Here may be the answer to the key ingredients of the regulatory systems that define the cell’s phenotype. Cells such as the neural cells are capable of undergoing both symmetric as well as asymmetric differentiation and division, a pathway rarely used in these cells but nevertheless present. Other lineages may be able to undergo only one type of cell division, either symmetric or asymmetric. Most of these factors are thought to be dictated by the external factors which contain the TGF? and the Wnt families.
Other external factors include the cell-cell interactions which are thought to contribute to the differentiation, the integrins and the formation of extra cellular matrices, and the various homeostatic controls. All these factors are mainly responsible for the proper differentiating of the stem cells. (Watt and Hogan, 2000, pp. 1427) These findings have been supported by the fact that different stem cell populations may have different stem cell markers, which may not even affect the outcomes of the stem cell proliferation.
These cells hold the capability of reversibility and therefore pose a challenge for scientists to identify markers are essential for which kinds of differentiation, and which are essential markers while others are not. Scientists agree that globin in the adult type may revert itself back to the embryonic type, raising the question if adult cell types retain some kind of “stemness” within them, or is it other factors that are affecting the changes. Similarly, as thought of before, there are no “dormant stem cell” populations as each is in some stage of cell differentiation or activity.

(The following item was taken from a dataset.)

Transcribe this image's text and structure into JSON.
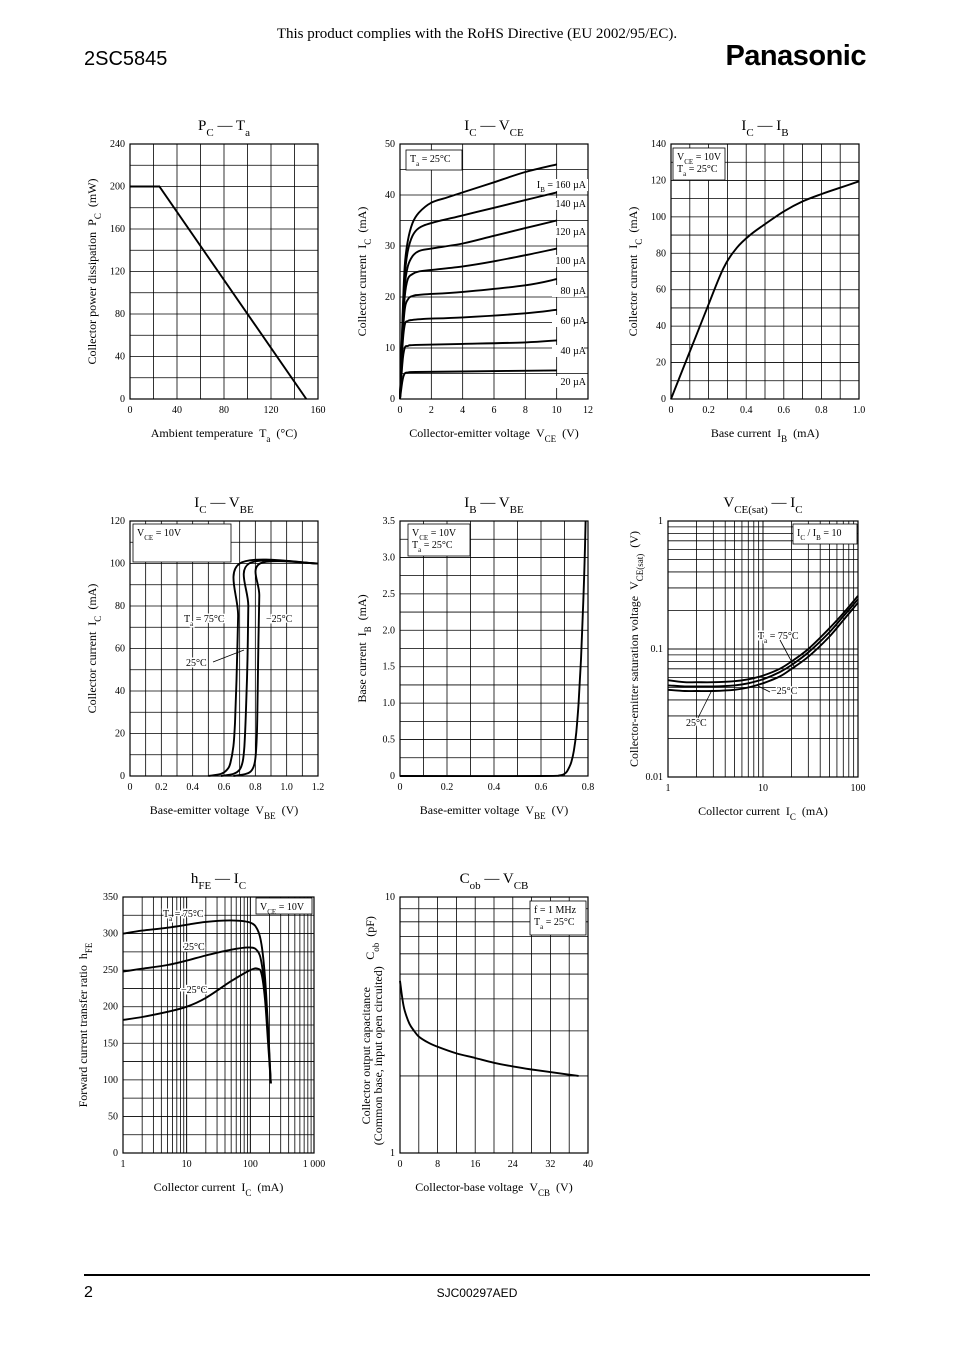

Similarly, these cells can enter in to prolonged rest phases during the processes of differentiation. This flexibility within the cells leads to confusion about the actual genes and regulatory proteins involved in the various stem cell proliferation and phenotypicity. (Roedder, Galle and Loeffler, 2005, pp. 13) Experts now also agree that spatio temporal organization is another key factor of stem cell organization, which was previously not considered in the stem cell area. (Roedder, Galle and Loeffler, 2005, pp.
10) Among the more prominent players in the differentiation of the stem cells, is the TGF ? family of proteins of which BMP-2 or bone morphogenetic protein 2 is a vivid example. This protein has been found to be active in the early stages of the embryonic formation as well as in the differentiation of the extraembryonic endoderm. (Pera et al, 2003, pp. 1270) A similar protein the BMP-4 has been shown to cause differentiation of the stem cells, and in the formation of trophoblast lineage of cells.

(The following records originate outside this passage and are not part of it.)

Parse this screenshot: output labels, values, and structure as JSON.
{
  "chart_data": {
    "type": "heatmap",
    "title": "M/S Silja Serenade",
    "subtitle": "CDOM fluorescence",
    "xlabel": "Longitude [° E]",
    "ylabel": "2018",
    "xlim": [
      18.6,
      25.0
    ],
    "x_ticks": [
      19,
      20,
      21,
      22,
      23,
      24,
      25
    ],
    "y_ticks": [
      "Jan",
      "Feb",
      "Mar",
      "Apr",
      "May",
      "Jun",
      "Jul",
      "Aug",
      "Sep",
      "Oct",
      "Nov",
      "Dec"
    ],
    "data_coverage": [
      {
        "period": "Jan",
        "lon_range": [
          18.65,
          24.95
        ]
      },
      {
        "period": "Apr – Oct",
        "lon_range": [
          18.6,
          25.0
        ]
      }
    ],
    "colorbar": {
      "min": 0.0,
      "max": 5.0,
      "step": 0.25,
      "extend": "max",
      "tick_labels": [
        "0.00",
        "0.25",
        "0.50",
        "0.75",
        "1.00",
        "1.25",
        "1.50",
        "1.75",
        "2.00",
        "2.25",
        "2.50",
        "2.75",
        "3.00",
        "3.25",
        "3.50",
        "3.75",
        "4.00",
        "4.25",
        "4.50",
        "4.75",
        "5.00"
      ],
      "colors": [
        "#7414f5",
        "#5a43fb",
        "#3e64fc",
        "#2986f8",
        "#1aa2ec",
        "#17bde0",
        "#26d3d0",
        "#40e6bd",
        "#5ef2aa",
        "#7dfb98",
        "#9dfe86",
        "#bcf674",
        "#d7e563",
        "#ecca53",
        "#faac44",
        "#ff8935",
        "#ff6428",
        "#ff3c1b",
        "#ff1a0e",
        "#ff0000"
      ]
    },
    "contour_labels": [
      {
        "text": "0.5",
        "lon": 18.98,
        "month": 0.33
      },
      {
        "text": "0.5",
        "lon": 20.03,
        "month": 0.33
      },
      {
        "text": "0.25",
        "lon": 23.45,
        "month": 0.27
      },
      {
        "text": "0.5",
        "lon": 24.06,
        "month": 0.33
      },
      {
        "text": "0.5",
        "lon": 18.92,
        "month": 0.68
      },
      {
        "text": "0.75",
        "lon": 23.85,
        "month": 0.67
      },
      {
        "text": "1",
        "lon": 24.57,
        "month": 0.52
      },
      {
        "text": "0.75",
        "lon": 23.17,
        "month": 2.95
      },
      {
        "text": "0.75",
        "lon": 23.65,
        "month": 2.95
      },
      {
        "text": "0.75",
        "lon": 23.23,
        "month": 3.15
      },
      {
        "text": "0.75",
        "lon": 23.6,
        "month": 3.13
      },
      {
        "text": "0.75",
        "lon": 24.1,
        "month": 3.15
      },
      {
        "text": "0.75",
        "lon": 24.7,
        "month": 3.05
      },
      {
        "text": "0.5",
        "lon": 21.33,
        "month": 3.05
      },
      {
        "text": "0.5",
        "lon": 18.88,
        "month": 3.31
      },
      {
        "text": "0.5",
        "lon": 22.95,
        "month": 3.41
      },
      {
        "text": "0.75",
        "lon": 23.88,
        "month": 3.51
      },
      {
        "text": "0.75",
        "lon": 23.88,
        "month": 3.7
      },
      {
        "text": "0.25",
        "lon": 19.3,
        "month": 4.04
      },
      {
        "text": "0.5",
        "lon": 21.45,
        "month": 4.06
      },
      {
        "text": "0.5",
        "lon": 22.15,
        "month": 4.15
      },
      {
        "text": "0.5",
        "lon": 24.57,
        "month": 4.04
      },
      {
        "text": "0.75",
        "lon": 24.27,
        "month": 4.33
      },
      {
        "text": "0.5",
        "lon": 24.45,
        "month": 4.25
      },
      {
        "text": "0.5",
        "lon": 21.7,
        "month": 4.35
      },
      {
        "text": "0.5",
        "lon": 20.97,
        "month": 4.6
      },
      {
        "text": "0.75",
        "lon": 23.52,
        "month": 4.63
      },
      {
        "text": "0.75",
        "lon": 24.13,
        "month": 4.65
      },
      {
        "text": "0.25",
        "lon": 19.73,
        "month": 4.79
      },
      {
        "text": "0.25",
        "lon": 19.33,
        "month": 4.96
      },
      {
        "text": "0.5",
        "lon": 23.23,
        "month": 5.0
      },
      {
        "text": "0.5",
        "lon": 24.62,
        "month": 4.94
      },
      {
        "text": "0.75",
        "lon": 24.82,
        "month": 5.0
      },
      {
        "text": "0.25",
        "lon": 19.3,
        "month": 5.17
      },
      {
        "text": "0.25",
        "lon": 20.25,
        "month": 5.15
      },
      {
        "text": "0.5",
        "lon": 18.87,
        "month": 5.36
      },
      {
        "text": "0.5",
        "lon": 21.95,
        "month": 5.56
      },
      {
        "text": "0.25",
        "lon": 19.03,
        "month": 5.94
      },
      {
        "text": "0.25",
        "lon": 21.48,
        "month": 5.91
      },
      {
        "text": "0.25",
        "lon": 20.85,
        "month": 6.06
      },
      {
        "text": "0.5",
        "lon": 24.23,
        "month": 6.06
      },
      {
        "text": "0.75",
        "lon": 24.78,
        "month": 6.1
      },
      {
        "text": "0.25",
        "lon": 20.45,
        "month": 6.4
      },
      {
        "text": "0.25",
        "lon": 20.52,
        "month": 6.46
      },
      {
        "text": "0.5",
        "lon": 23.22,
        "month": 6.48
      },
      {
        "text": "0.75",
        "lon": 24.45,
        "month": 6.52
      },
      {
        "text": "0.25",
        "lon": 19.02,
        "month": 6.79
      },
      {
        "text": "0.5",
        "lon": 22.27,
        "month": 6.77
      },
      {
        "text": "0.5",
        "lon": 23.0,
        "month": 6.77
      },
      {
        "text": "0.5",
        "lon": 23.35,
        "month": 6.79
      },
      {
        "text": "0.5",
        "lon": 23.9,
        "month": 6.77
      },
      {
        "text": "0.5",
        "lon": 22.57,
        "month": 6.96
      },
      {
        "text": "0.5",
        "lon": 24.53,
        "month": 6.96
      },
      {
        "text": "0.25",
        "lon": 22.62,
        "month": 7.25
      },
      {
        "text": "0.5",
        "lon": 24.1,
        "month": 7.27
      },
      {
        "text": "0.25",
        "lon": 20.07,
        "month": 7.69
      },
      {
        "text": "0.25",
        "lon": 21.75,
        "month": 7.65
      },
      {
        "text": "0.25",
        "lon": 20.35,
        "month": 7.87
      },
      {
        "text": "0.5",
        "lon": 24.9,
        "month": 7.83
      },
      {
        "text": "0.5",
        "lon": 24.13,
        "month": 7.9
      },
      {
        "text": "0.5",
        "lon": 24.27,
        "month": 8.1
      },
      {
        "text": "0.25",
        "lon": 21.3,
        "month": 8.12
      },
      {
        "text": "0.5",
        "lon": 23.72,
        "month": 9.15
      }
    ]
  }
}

Almost all of these proteins initiate differentiation by the by the process of embryoid body formation, which can exhibit a variety of different cell markers. This gene expression can in some instances resemble the extraembryonic endoderm. BMP-2 has been specifically seen to help in the spontaneous differentiation of the stem cells. It can also “induce its own expression in the in human EC cells. ” BMP-2 therefore is one of the major proteins that help in the differentiation of the stem cells in to different lineages. (Pera et al, 2003,1273)
In conclusion, the differentiation of the stem cells in to its various progenies is very much under the influence of the regulatory mechanisms of the cells. However, there is still lack of information about the different genetic factors that contribute in this complex pattern. While we have much information regarding the murine models and they are used consistently in order to understand the human models, there are still many differences that can only be understood when we are able to distinguish the human stem cell mechanisms exclusively.